Of the dozens of professionally produced behavior modification systems I have read and the hundreds of situations in which I have applied those behavior modification systems, the single most important component that all successful systems employ is CONSISTENCY!

An infraction of the rules (the structure) earns a consequence every single time and that consequence is the same whether you are having a “bad day’ or not.

An Example: Fred has talked back (shown disrespect) to his parent and has earned a 10 minute timeout today. Tomorrow, the parent gets a speeding ticket and then a flat tire, if Fred talks back then it still only earns him a 10 minute timeout (he didn’t ‘cause the parent to speed or flatten their tire). As Fred grows older he should learn that timing and situations (other’s emotions) can effect consequences, but not at a young age. Let us be honest if you mess up at work, depending on the supervisor’s mood you may get a warning, a write up, or let go. Our job as parents is to prepare our children for the real world, not an idyllic one, but only when they are ready to process that information.

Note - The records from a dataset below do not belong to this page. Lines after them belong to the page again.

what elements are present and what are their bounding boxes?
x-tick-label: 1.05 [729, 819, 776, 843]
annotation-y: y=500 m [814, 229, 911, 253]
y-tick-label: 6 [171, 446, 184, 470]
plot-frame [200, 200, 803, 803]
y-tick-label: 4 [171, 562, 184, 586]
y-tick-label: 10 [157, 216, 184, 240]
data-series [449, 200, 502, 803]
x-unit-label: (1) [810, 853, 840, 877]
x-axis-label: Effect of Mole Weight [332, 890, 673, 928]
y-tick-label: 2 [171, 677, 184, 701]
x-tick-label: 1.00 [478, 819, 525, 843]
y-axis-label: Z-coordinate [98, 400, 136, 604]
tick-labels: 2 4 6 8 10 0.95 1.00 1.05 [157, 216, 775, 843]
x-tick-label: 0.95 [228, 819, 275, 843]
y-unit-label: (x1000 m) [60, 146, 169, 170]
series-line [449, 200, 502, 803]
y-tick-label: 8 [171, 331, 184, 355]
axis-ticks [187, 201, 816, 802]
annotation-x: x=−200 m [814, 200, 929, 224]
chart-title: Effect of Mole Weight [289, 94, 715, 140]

While we are discussing age appropriate consequences, it is important to remember that your child (all children) are still developing physically and mentally. Consequences like many things must be tailored to fit their age and understanding. I could write volumes on the inappropriate things people expose their children to when the child is not equipped to process it. An example might be something as simple as the news, what child needs to be or should be concerned with the ongoing horrific situations in the Middle East? (Even if they do not see the videos, just hearing of a beheading is too much). Yet some parents expose their children to movies or TV with violence, crime, or sex in them. One elementary child I worked with shared with me that his dad’s favorite movie was Kill Bill and that the child had watched it with dad several times.

Back to being consistent…

When modifying behavior, in almost all cases, the negative behaviors will get worse before they improve. This is the child pushing limits, testing your resolve, and it should be expected, even if the child does not know what they are doing or why.


If you persevere, remain consistent, it will get better.